Tague, who grew up on his grandfather’s dairy farm in Schoharie and ran it from 1987 to 1992, expressed concern about the U.S. continuing to import Canadian dairy products during a time of overproduction at a round table discussion Aug. 24 with local farmers and the U.S. Secretary of Agriculture in Schodack Landing.

Tague argued the U.S. should put native dairy farms before foreign dairy.

“I don’t really fear imports from Canada, because as the world gets smaller, you have to expect you can compete with other countries’ products,” Ooms said. “Canada has very protectionist policies for dairy and wine.”

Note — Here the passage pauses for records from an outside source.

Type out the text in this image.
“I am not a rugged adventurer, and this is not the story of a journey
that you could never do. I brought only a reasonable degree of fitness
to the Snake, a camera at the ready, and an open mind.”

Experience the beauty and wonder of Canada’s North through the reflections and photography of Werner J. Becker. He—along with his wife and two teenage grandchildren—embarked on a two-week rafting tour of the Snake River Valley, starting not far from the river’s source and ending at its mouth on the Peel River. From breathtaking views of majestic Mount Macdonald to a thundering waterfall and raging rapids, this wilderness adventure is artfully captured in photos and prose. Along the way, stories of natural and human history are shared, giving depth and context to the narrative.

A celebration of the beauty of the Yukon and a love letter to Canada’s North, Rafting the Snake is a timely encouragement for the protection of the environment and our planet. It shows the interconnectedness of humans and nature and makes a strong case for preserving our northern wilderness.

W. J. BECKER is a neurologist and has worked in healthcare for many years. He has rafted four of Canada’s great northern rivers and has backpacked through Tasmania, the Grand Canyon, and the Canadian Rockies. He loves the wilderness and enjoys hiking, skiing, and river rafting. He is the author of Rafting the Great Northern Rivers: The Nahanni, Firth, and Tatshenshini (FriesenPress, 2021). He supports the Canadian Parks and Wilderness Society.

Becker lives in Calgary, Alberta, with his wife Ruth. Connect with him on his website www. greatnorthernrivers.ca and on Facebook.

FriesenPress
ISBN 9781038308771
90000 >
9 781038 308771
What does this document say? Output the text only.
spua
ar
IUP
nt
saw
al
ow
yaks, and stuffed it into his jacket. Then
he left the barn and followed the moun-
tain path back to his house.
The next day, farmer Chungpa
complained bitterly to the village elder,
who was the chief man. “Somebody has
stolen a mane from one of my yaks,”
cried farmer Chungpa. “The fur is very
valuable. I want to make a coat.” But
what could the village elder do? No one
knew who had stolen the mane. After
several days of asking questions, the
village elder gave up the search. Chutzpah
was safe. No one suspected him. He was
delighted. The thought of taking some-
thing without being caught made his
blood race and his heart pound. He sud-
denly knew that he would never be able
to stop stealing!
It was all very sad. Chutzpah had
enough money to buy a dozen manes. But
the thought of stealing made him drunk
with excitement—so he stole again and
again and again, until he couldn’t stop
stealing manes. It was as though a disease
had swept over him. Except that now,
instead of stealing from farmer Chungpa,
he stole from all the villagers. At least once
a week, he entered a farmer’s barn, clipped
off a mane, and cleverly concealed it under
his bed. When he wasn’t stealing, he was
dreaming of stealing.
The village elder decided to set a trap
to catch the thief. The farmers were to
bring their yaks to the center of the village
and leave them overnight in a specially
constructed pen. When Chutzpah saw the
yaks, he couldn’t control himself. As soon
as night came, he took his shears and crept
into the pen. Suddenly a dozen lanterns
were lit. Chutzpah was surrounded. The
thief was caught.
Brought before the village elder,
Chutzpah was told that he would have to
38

The provincial arrangement of Canadian territories also poses a problem with provinces passing the blame for protectionist policies off to one another, making negotiations impossible, Ooms said, adding the policies leave tons of milk produced in the U.S. without any place to go.

“Those plants up north can make 10 loads of concentrate a day,— that is about a half-a-million pounds of milk a day without a place to go,” Ooms said. “I was at a meeting the other day, and a representative from the Canadian market admitted it uses protectionist policies. We could win a World Trade Organization case against Class 7 milk, but it would take a long time. People can’t wait that long because they have to move their products.”

Gillibrand’s letter lists out three provisions that need to be added to the NAFTA agreement with Canada:

• Eliminate tariff rate quotas, which is an import threshold for a protected domestic product coupled with high tariffs for any imported products above that threshold.

• Eliminate provincial policies that stand in the way of trade negotiations including regional milk pricing and policies that prevent processors from incorporating U.S. dairy products.

• Restrict the use of labels on products that couple the location the product was produced with the product itself, such as Roquefort cheese, Sherry and Tuscany olives.

U.S. Rep. John Faso, R-19, called for the same provisions in letters to the president and Lighthizer in April.

“I’ve met with countless dairy farmers in Upstate New York that have been hurt by unfair trade practices and Canadian pricing schemes,” Faso said. “In April of 2017, I urged the White House to address Canada’s protectionist dairy policies in trade negotiations. We must work on numerous fronts to ensure that dairy farmers in New York do not have their livelihoods taken away due to factors outside of their control.”

Trump indicated Aug. 29 the U.S. may enter into a new agreement with Mexico and leave it up to Canada if the country wants to join, but later on, the White House agreed to give the negotiations more time.